Anımsadığım kadarıyla, bir orkestra şefinin fotoğraflarından oluşan bir sergi 4-5 yıl önce açılmıştı. Orkestra şefini müzisyen saymıyorsanız, bunu onlara söyleyin.

“Retrospektif sergiler dışında, bir konu içermeyen fotoğraf sergileri çok ilgi görmez oldu son zamanlarda.”

Kulağını tersten göstererek, ilginç bir noktaya doğru temas edilmiş: Son zamanlarda fotoğraf sergisi konsepti diye, ne kavramsal olan, ne düşün(ce)sel olan, ne de herhangi bir oryantasyonu olan fotoğraf dizileri, bir konsept içindeymiş havasında izleyiciye sunuluyor, daha doğrusu pazarlanıyor. Anımsatalım: Post-modernizm 1989’da bitti,  herşeyin sanat sayıldığı dönem de bitti çoktan.

“Fotoğrafçının kendi fotoğrafını veya dil gibi başka unsurlarını anlatmasını doğru bulmuyorum. Diğer sanat dallarında da benzer düşüncedeyim.”

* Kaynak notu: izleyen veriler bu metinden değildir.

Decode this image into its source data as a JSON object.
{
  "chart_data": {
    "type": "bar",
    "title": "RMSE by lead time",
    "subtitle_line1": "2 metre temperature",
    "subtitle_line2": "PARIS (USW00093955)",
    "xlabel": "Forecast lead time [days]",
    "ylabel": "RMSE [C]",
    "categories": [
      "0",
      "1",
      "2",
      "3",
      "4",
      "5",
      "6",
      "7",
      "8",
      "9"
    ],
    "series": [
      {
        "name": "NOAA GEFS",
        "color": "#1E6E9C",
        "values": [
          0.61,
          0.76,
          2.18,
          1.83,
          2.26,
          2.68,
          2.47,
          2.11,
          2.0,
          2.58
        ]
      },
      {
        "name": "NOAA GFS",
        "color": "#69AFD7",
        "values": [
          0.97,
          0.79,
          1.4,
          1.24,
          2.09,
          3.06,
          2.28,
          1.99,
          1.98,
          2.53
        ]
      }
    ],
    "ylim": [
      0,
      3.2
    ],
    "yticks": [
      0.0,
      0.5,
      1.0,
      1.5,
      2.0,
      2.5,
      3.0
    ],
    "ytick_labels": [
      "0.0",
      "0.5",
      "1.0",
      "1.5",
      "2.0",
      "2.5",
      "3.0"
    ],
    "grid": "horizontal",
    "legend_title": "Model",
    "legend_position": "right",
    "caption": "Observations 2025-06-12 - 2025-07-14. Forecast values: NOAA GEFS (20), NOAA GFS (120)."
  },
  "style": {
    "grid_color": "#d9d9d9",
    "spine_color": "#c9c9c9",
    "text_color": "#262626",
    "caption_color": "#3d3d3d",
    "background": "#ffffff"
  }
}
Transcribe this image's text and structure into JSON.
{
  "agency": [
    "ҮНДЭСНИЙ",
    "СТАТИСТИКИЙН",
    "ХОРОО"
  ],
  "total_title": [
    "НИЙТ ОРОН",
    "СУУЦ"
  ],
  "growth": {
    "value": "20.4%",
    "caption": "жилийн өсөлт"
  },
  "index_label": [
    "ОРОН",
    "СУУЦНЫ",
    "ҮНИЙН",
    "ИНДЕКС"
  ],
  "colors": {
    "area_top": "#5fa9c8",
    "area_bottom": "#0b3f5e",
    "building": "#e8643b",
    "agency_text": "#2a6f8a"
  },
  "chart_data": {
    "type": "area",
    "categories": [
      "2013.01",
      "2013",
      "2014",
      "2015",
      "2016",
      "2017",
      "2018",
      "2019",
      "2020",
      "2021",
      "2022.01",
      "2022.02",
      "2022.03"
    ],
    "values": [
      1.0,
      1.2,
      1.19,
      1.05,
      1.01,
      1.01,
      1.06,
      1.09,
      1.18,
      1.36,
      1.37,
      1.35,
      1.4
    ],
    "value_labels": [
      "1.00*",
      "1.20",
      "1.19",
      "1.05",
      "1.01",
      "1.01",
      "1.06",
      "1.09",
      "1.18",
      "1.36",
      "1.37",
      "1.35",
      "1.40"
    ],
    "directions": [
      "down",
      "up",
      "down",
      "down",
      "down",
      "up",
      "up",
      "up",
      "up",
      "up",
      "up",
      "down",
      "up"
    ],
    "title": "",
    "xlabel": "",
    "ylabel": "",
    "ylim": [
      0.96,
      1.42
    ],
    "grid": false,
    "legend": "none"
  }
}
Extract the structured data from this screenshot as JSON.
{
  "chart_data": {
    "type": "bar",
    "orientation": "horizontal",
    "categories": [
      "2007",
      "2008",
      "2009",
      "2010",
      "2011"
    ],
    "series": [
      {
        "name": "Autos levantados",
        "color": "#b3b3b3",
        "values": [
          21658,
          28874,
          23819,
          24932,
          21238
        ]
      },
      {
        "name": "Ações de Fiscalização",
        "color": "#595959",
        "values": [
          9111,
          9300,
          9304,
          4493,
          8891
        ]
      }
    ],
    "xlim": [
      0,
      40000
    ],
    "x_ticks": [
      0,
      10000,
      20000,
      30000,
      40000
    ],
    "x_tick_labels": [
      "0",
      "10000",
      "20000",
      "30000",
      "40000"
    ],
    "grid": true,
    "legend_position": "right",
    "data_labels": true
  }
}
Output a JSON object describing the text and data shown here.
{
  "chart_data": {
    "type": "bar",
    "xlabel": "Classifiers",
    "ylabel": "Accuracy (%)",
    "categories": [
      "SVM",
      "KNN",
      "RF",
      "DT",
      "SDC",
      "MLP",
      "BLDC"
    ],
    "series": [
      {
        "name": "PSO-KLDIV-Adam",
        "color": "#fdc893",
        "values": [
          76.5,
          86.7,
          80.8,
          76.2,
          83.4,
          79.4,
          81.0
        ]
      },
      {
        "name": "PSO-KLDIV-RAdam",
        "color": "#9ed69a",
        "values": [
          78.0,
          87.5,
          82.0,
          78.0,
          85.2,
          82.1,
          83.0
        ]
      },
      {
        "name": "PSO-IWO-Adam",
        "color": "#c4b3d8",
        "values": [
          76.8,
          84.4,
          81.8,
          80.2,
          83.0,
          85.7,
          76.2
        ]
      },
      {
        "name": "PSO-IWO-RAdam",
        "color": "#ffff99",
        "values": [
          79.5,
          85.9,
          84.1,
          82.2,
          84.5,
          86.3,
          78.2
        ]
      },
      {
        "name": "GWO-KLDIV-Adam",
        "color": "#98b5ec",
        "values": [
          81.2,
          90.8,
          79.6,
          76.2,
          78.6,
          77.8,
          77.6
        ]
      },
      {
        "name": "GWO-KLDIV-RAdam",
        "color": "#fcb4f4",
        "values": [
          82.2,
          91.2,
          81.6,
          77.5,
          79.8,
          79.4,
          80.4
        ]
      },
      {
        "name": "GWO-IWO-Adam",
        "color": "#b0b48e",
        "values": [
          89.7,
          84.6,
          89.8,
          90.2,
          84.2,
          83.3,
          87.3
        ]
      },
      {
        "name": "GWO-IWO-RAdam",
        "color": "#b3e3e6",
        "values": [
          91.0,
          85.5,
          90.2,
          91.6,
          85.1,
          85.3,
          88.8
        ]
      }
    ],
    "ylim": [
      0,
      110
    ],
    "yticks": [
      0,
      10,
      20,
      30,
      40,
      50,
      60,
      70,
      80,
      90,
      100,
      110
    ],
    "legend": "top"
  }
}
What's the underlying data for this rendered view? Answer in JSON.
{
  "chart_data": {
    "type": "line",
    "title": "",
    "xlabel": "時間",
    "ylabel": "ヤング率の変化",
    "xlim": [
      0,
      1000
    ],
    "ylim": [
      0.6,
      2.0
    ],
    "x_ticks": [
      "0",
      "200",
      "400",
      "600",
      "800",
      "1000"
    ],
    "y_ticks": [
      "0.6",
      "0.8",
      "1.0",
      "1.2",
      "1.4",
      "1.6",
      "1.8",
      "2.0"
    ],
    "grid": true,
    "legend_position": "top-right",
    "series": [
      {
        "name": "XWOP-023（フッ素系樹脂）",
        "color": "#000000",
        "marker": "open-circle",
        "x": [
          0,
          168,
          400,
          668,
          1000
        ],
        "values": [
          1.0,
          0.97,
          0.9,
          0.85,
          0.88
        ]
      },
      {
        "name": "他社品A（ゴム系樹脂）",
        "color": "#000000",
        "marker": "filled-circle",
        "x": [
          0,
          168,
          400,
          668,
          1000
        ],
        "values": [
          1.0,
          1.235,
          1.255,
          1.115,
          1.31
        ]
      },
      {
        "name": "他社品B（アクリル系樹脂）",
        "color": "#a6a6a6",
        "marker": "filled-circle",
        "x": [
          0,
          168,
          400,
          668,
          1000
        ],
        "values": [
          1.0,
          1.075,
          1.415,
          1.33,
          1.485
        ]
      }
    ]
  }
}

İşiyle çelişen bir söylem. İşitsel olan müziği görsel olan fotoğrafla anlatabiliyorsanız, görsel olan fotoğrafınızı sözel dille de anlatabilirsiniz. Anlatamayabilirsiniz, dile o denli hakim olamayabilirsiniz, ayrı konu.

“Bütün Türk sanatçılarının bir fotobiyografi’sinin yapılmasını dilerim.”

Tüm yüreğimle bu dileği paylaşıyorum. Bu konuda içim yanıyor: Cevdet Kudret ve Salim Şengil ile aynı semtte yıllarca oturup, bunu beceremedim, açıkçası girişim yapmaya medeni cesaretim yoktu. Özellikle yaşlıların öldükten sonra unutulmamasının tek yolu fotoğraf.

Sözü Okay Temiz ile bağlayayım: Kendisini Aka Gündüz Kutbay ile birlikte yaptığı ‘Zikir’ albümünden dolayı, onyıllardır bilirim. Kendisi müzik konusunda ifrata kaçmış biridir, yani müziği gürültü kılmıştır. Oysa, ‘Zikir’ albümündeki ney’in gösterdiği üzere, sanat nüanstır, ayrıntıdır, inceliktir, zerafettir.

Sonuçta, yine de iş iştir, yapılmıştır, takdire şayandır. O yapmasaydı, kimse yapmayacaktı.